ローマのクレメンス(ローマ司教クレメンス1世)による手紙。西暦96年頃に書かれた。
はコリントの教会で起きたトラブルを仲裁しようとしたクレメンスの書簡である。
カトリックを中心に、ここから諸教会の仲介役としてローマ司教が役割を果たしていたと考え、それが後の教皇制度の萌芽になっていくと見るむきもある。一方、これをクレメンスがローマ教会の権威を他教会に及ぼそうとしたのであって、ローマ教会が常時そのような役割を果たしていたとは考えない学者もいる。
ペトロとパウロの殉教
クレメンスの第一の手紙には、ペトロとパウロの最期について書かれている。
Ⅰクレメンス5:1-6
けれども、昔の例(
旧約聖書の殉職者たち)から離れて、私たちの時代に最も近い時に生きた闘士たちについて考えましょう。私たちの世代に生きた高貴な人々の例を見ましょう。嫉妬によって、最も偉大で正しい教会の支柱が迫害され、死に至るまで戦いました。あの善良な使徒たちを目の前に思い浮かべましょう。

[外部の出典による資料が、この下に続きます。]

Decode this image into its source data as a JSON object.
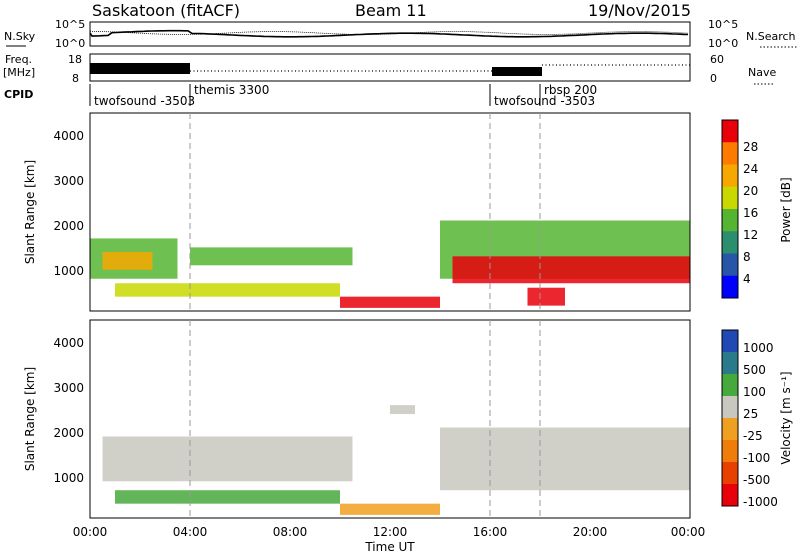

ペテロがいました。彼も嫉妬によって、一度ならず何度も苦役に耐え、自分の証を負って、任命された栄光の場所に行きました。
嫉妬と争いのゆえに、パウロは身をもって、耐え忍んで賞を獲得することを示しました。それから、彼は七度縛られ、国外追放され、石で打たれ、東でも西でも宣べ伝え、信仰の報酬である高貴な栄誉を勝ち取りました。世界中に義を教え、西の果てまでたどり着きました。パウロが支配者たちの前で自分の証を負ったとき、彼は世から分離し、聖なる場所に行きました。そこで彼は忍耐の法則を発見したのです。
西の果てとは無論ローマのことである。
使徒言行録には書かれていなかったパウロの最期は殉教だったことがわかる。しかしながら、ペトロに関しては、どこで殉教したのかは不明である。ペトロもまた「西の果て」であるローマで殉教したか、それとも全く別の場所で殉教したかは意見が分かれる。
新約聖書からの引用
- Ⅰクレメンス7:1←ローマ9:15ー17、一コリ9:24ー27
- Ⅰクレメンス37:4ー5←一コリ12:4ー11; 12ー26
- Ⅰクレメンス41:1←一コリ15:23
- Ⅰクレメンス47:1←一コリ1:10以下
- Ⅰクレメンス61:1←一テモテ2:1以下
その他、ガラテヤ書、エフェソ書、フィリピ書も引用している可能性があり、使徒言行録、ヤコブ書、第一ペテロ書も資料として用いている可能性が指摘されている。
このことから、これらの書簡はクレメントの第一の手紙よりも早期にすでに存在した可能性が高いとされる。